Walters Art Museum, Baltimore, Bequest of Henry Walters
1931 (37.6)
COMMENTS
A virtual replica of the version refused for the Salon of 1834, this picture nevertheless shows an advance towards a more nuanced and atmospheric manner.
The Salon jury of 1834 rejected the picture by nine votes to six, on 19 February. Nevertheless, Alexandre Decamps warmly defended it in his review of the Salon, illustrating it after a drawing by Delacroix from the painting and writing, "we should have […..] an 'Encounter with the Moorish Horsemen,' in which the action has such an energy, the style is of such a loftiness that the public will see themselves in the drawing."
The subject was evidently inspired by an incident in the first "Powder Races" that Delacroix witnessed while travelling on horseback from Tangier to Meknes in Count de Mornay’s party, and which he described thus in a note dated 6 March in one of his North African sketch-books, "Powder Races on the plains before the river. Two men are shocked; one whose horse touched his ass on the ground."
A scientific inspection undertaken by the Walters Art gallery in 1962 revealed new paint concealing damage caused by over-cleaning, particularly in the sky, in the shadows of the falling drapery of the central rider, and in the white of his horse.
- Lee Johnson, The Paintings of Eugène Delacroix, A Critical Catalog, v.

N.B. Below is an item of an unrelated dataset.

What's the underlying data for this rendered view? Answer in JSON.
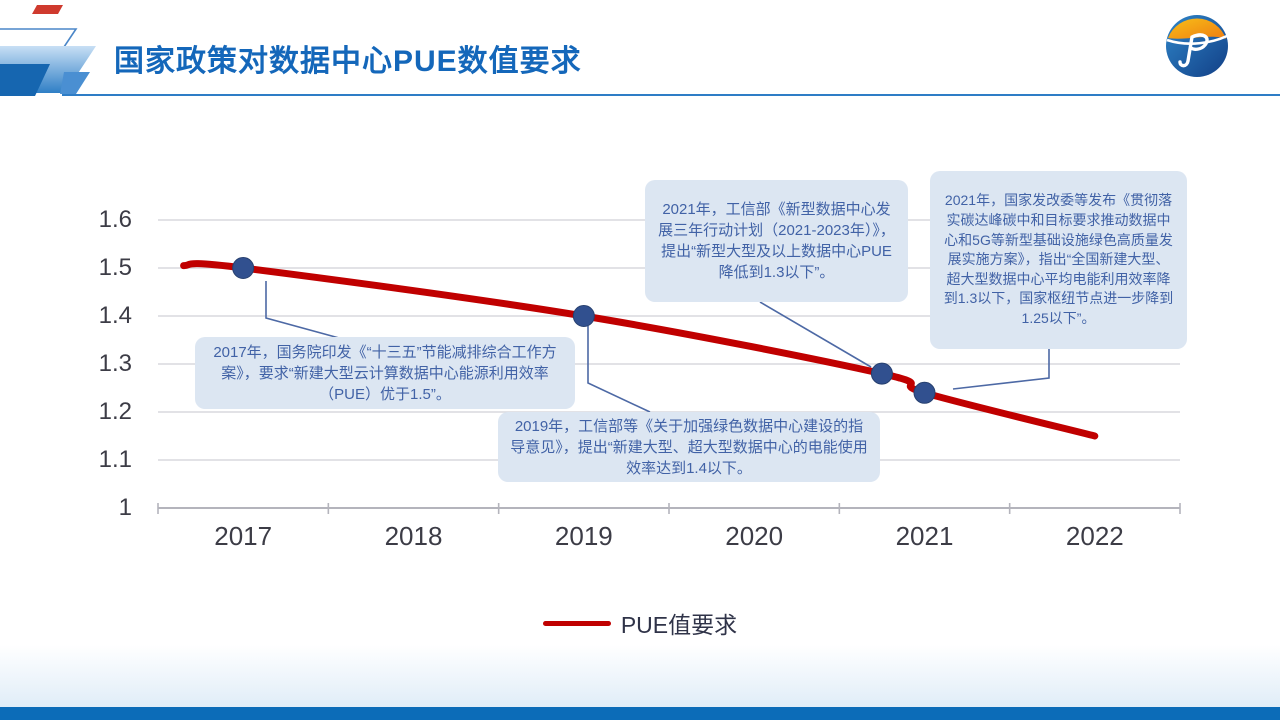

III, Oxford, Clarendon Press, 1986, pp. 164-5, 179
SBMA CURATORIAL LABELS
During the journey from Tangier to Meknes, Delacroix witnessed the "course de poudre," a military exercise in which riders launch their horses toward each other at full speed and then abruptly halt after firing their rifles. The horse was a Romantic symbol of the passions, and Delacroix frequently depicted the spirit, energy, and majesty of the animal, particularly in his Orientalist works. Delacroix‘s reconstitution of the event focuses on the wildly violent confrontation of two horses amidst the course, here reinforced by the rebellious energy and movement of the brush, and the tense compacting created by the torsion of the horses‘ diagonal thrust.